Errors in analysis are dangerous because they can potentially go undetected.  Unlike design errors, almost all analysis errors can fortunately be relatively easily corrected once they are recognized.

These errors can surface due to inexperience, laziness or sloppiness.  Like respondent errors, analysis errors are rarely intentional, but circumstances like rushed timelines or lack of incentive to dig deeper or double check results can create an environment where they more easily occur.

Lack of quality control can also allow more errors to persist.  Over my 15 years of experiences, I’ve developed a very detailed process to eliminate every error in analysis.  However, these quality checkpoints will still periodically reveal mistakes that enter through the necessary manual manipulation of imperfect humans.  In practice, it seems impossible to engineer a flawless system for analysis. 

Regardless of how simple or complex your project is, find ways to include quality control steps and consider using the following checklist to make sure no hidden analysis errors are able to survive:

 

SOURCES OF ANALYSIS ERRORS

Poorly defined analysis groups:  Not defining a group properly or not understanding how a group is defined can have a huge impact on how that group’s information is interpreted and acted on.  Poor definitions can range from making groups too large (like calling everyone age 35 and older “middle age”), making groups too small (like looking at Hipsters living in rural markets) or not separating groups at proper points (like doing a poor job determining what defines a high-value shopper versus low-value shopper).

Forgetting or misinterpreting the definition of groups:  Without access to definitions, different people might make different assumptions about how a group labeled “middle age” or “middle income” is defined.  Different definitions could not only produce very different data and insights, but the meaning or implications of those insights could also dramatically change.

Mislabeling groups:  Depending on how data is processed and manipulated, there are many ways to assign the wrong label to the wrong group.  Quality control points should always exist to make sure labels are accurate.  This could be as simple as looking at data tabulations among males to confirm that the male group says 100% and the female group says 0%.  Labeling issues can also exist when testing similar concepts, tracking respondents through different legs of a survey or keeping interview comments associated with the correct individual that said them.

Overlooking analysis groups:  The biggest insight is often the one you never notice.  This can easily happen if the wrong groups are not included in analysis.  For example, there are many ways to study sources of growth for a category.  While current buyers and prospective buyers may be obvious groups, lapsed buyers could also provide significant insight related to how to attract and retain more people.

Not understanding scale points:  Purchase intent or preference scales may use a one- to five- point scale or a five to one-point scale.  Confusion with the direction of the scale can produce inversed results that may go unnoticed for a long time.  Recognizing that a scale starts at one and not zero can also help correctly interpret extreme values.

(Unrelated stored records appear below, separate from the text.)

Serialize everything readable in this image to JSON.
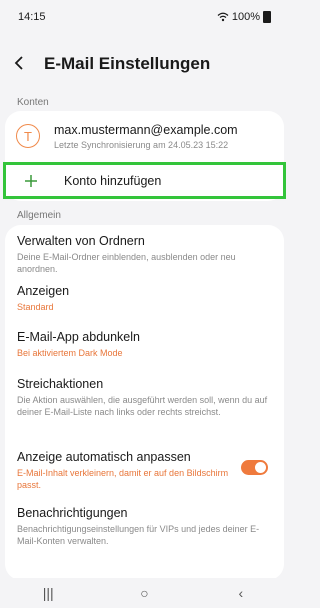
{
  "status": {
    "time": "14:15",
    "battery_text": "100%",
    "wifi_icon": "wifi-icon"
  },
  "header": {
    "back_icon": "back-arrow-icon",
    "title": "E-Mail Einstellungen"
  },
  "accounts_section": {
    "label": "Konten",
    "account": {
      "avatar_letter": "T",
      "email": "max.mustermann@example.com",
      "sync": "Letzte Synchronisierung am 24.05.23  15:22"
    },
    "add_account": {
      "icon": "plus-icon",
      "label": "Konto hinzufügen"
    }
  },
  "general_section": {
    "label": "Allgemein",
    "items": [
      {
        "title": "Verwalten von Ordnern",
        "desc": "Deine E-Mail-Ordner einblenden, ausblenden oder neu anordnen."
      },
      {
        "title": "Anzeigen",
        "desc": "Standard"
      },
      {
        "title": "E-Mail-App abdunkeln",
        "desc": "Bei aktiviertem Dark Mode"
      },
      {
        "title": "Streichaktionen",
        "desc": "Die Aktion auswählen, die ausgeführt werden soll, wenn du auf deiner E-Mail-Liste nach links oder rechts streichst."
      },
      {
        "title": "Anzeige automatisch anpassen",
        "desc": "E-Mail-Inhalt verkleinern, damit er auf den Bildschirm passt.",
        "toggle_on": true
      },
      {
        "title": "Benachrichtigungen",
        "desc": "Benachrichtigungseinstellungen für VIPs und jedes deiner E-Mail-Konten verwalten."
      }
    ]
  },
  "navbar": {
    "recents": "|||",
    "home": "○",
    "back": "‹"
  },
  "colors": {
    "accent": "#ef7a3d",
    "highlight": "#33c43a"
  }
}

Miscalculating groups:  More complex analysis gets beyond discrete groups easily recognized from individual questions or data points, and starts to create groups defined by multiple dimensions or basic algorithms.  Creating these new groups is typically a very hands-on and sometimes iterative approach.  More keystrokes and more formulas involved in the calculations increases the risk that one of them is done wrong.

Cleaning up dirty data:  Most data sets require some amount of cleaning.  This may include removing incomplete records, correcting data labels, merging redundant entries, or recognizing aspects of the data that may require special handling (like diminishing the prominence of comments from certain participants due to bias or groupthink).

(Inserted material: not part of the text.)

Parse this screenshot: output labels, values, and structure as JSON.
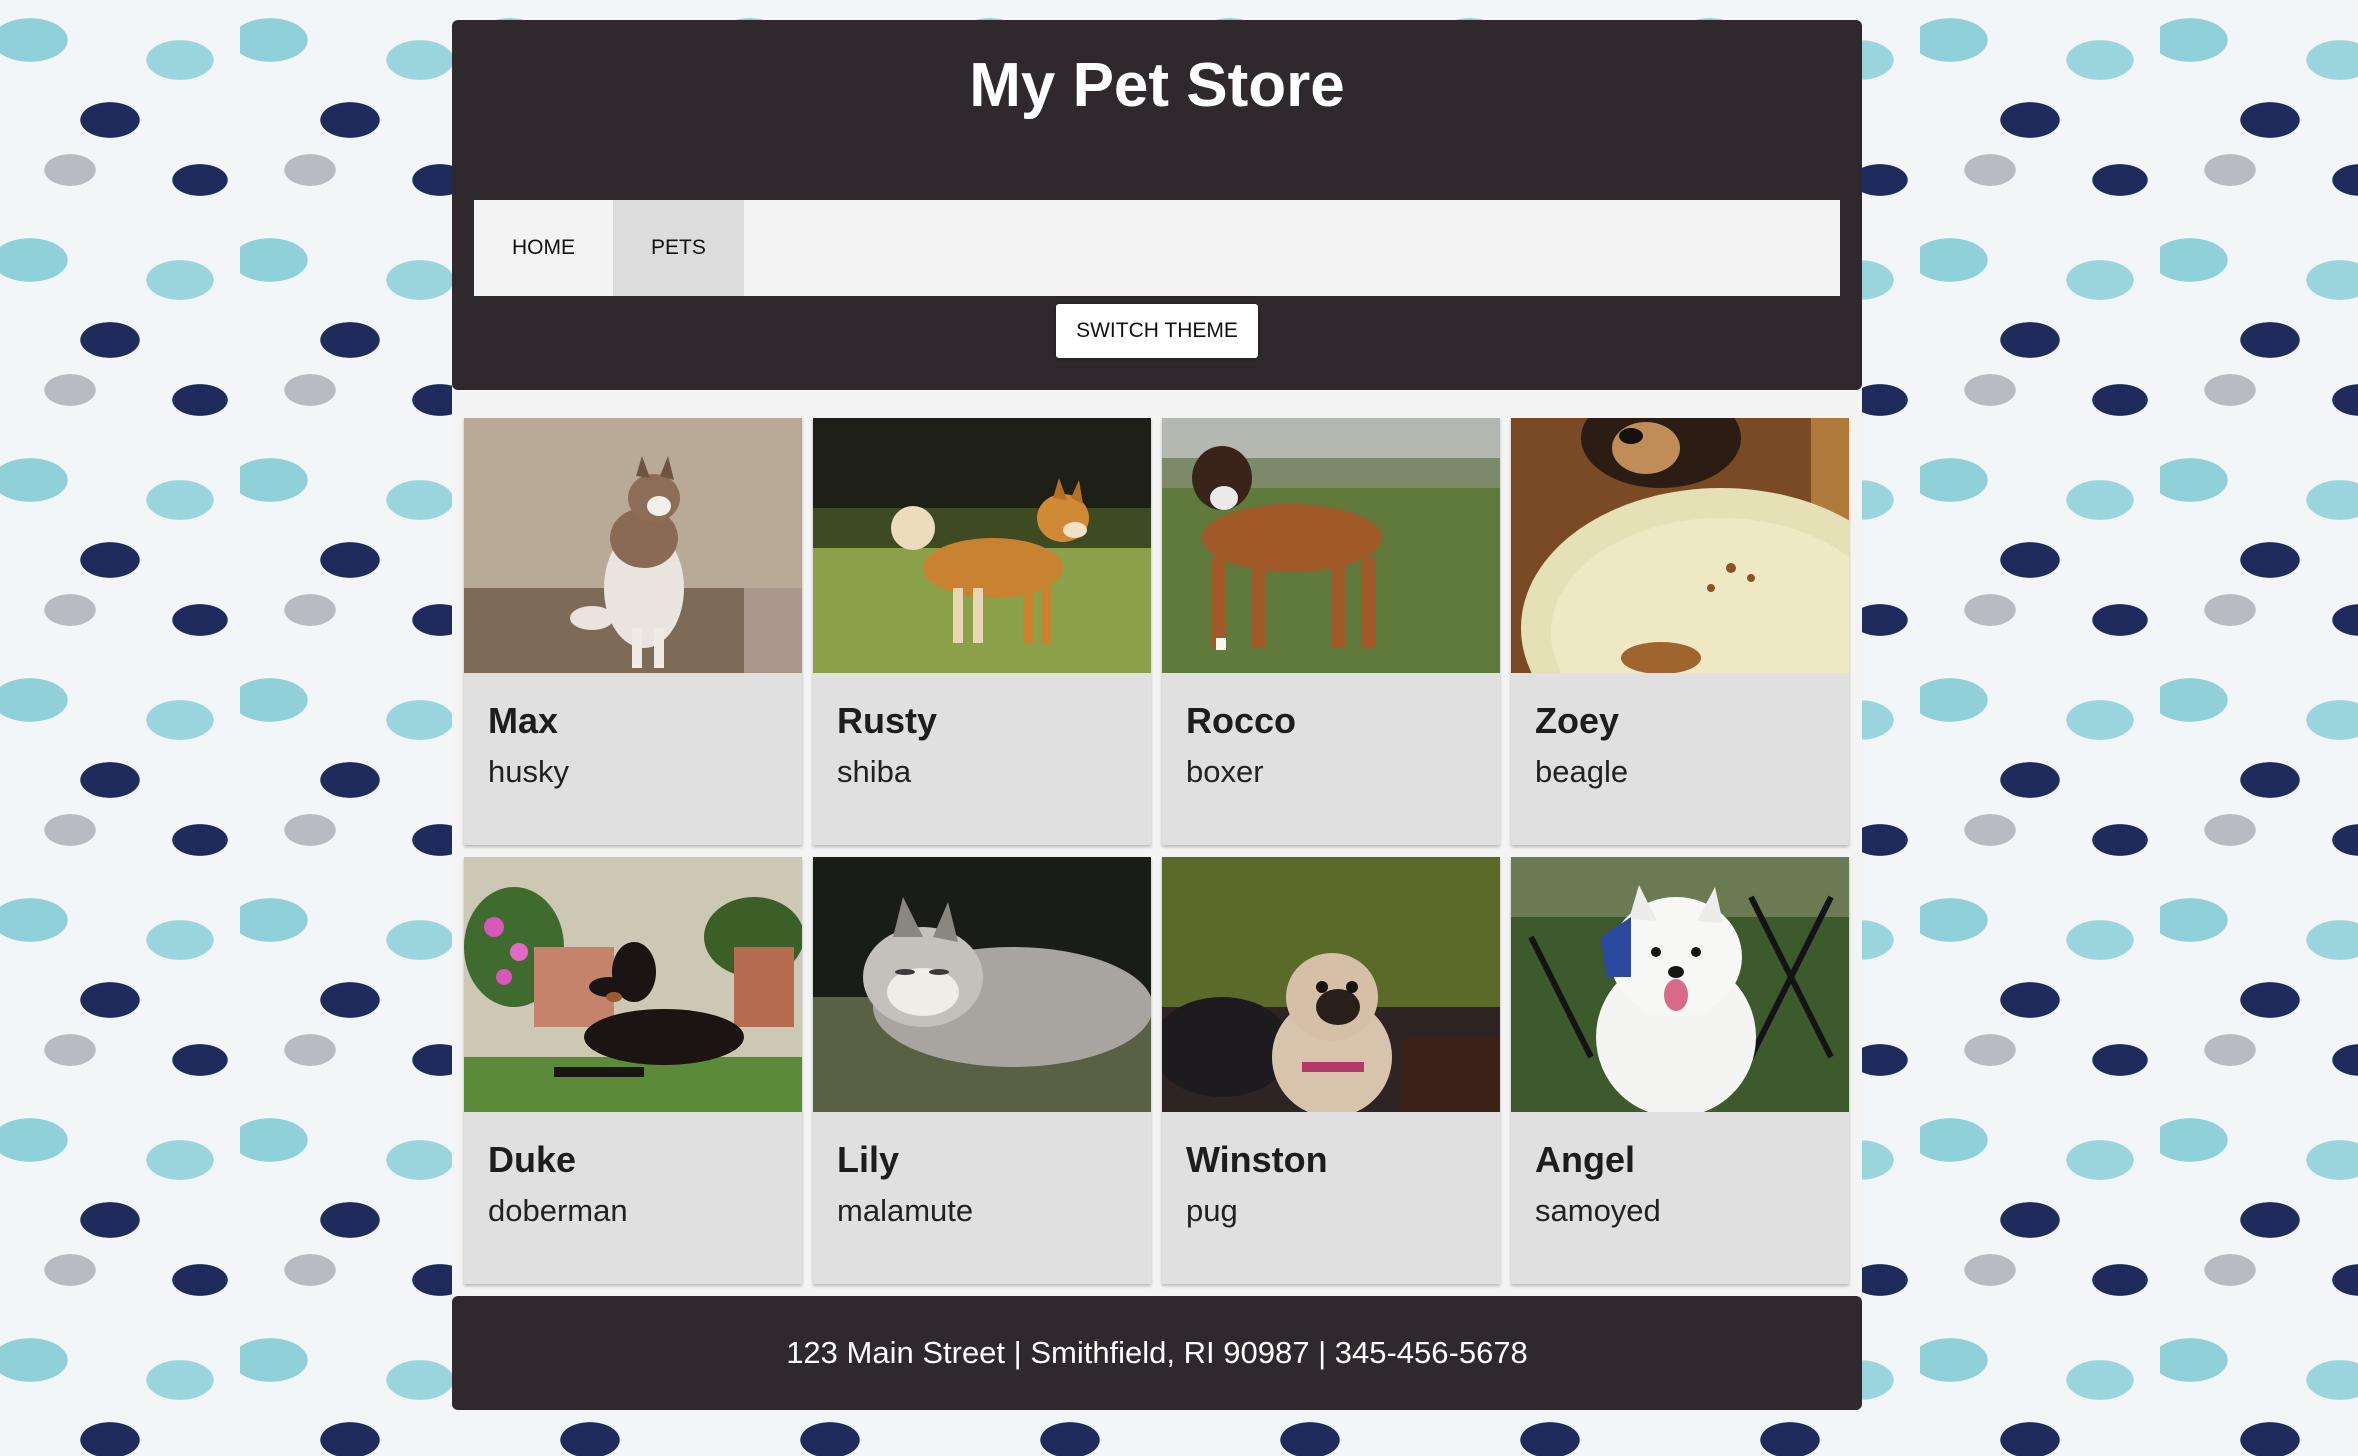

Basing insights on data with small base sizes:  It can be dangerous to focus too much on the comments of a single interview participant or including results from an analysis group with a small base size (less than 70).  While the insight may be accurate, the fact that it is based on such a limited group increases the risk that it is either inaccurate, represents more noise than signal or can’t be extrapolated to a larger population.

Messy data manipulation or presentation:  Analysts without a complete understanding of a project can make subjective decisions that could unintentional alter the data.  This can include truncating data, abbreviating data labels, making pie charts out of data that is not mutually exclusive (it doesn’t add up to 100%) or sorting/filtering results in a misleading manner.  None of this has to be done with ill intent, but it can still be just as damaging.

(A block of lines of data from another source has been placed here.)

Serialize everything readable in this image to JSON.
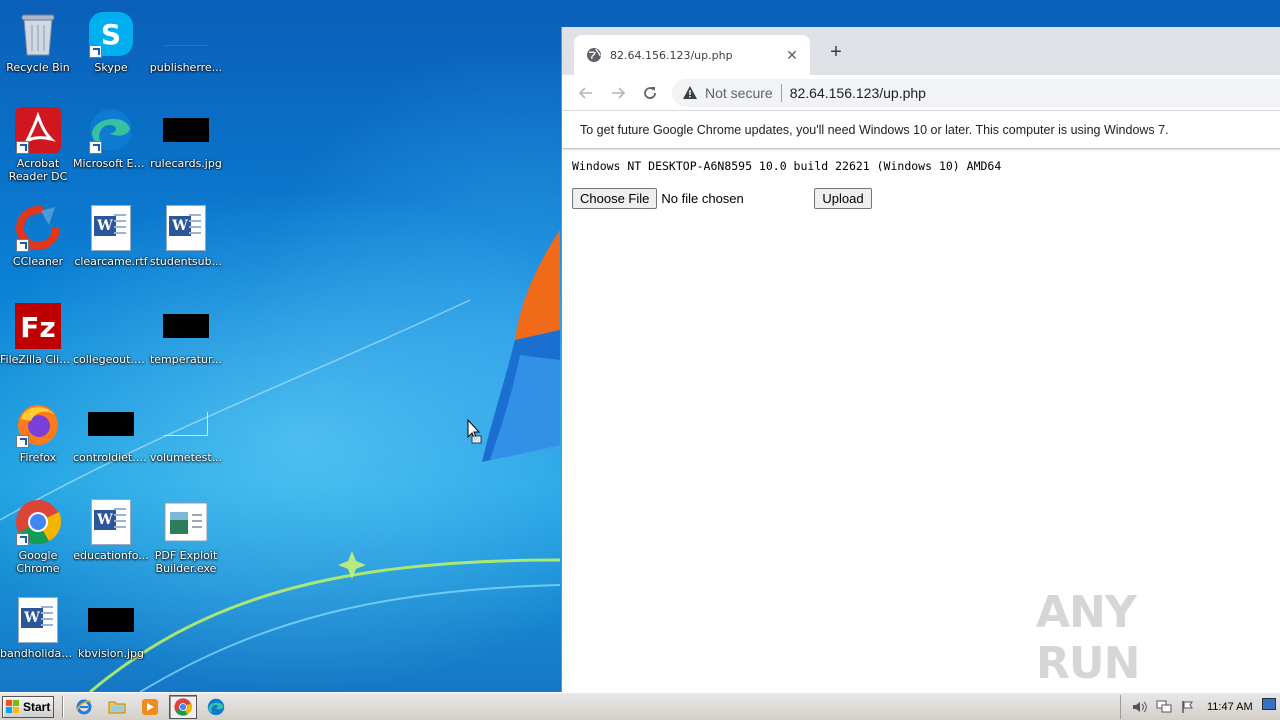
{
  "desktop": {
    "icons": [
      {
        "label": "Recycle Bin"
      },
      {
        "label": "Skype"
      },
      {
        "label": "publisherre..."
      },
      {
        "label": "Acrobat Reader DC"
      },
      {
        "label": "Microsoft Edge"
      },
      {
        "label": "rulecards.jpg"
      },
      {
        "label": "CCleaner"
      },
      {
        "label": "clearcame.rtf"
      },
      {
        "label": "studentsub..."
      },
      {
        "label": "FileZilla Client"
      },
      {
        "label": "collegeout.png"
      },
      {
        "label": "temperatur..."
      },
      {
        "label": "Firefox"
      },
      {
        "label": "controldiet.jpg"
      },
      {
        "label": "volumetest..."
      },
      {
        "label": "Google Chrome"
      },
      {
        "label": "educationfo..."
      },
      {
        "label": "PDF Exploit Builder.exe"
      },
      {
        "label": "bandholiday..."
      },
      {
        "label": "kbvision.jpg"
      }
    ]
  },
  "browser": {
    "tab_title": "82.64.156.123/up.php",
    "tab_close": "✕",
    "new_tab": "+",
    "security_label": "Not secure",
    "url": "82.64.156.123/up.php",
    "infobar_text": "To get future Google Chrome updates, you'll need Windows 10 or later. This computer is using Windows 7.",
    "page": {
      "system_info": "Windows NT DESKTOP-A6N8595 10.0 build 22621 (Windows 10) AMD64",
      "choose_file_label": "Choose File",
      "no_file_text": "No file chosen",
      "upload_label": "Upload"
    }
  },
  "watermark": "ANY RUN",
  "taskbar": {
    "start_label": "Start",
    "clock": "11:47 AM"
  }
}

Relying on fuzzy math:  This most often occurs when two groups that are not mutually exclusive (they share duplicate data) are summed up or combined in a manner that double counts the duplicates.  An example would be seeing that 40% prefer blue and 30% prefer red in a ‘select all that apply’ question and concluding that 70% of preference can be addressed with a blue and red option (this ignores the overlap of people that preferred both blue and red).

 

Analysis errors can take otherwise accurate data and produce very inaccurate insight.  Fortunately, most analyses can be corrected within the raw data (assuming the errors are recognized).

Have you seen past projects guilty of allowing poor analysis error to creep in and alter results?  If so, it might be worth revisiting recent projects to see what opportunity exists to pull new insight out of existing data before investing in new research.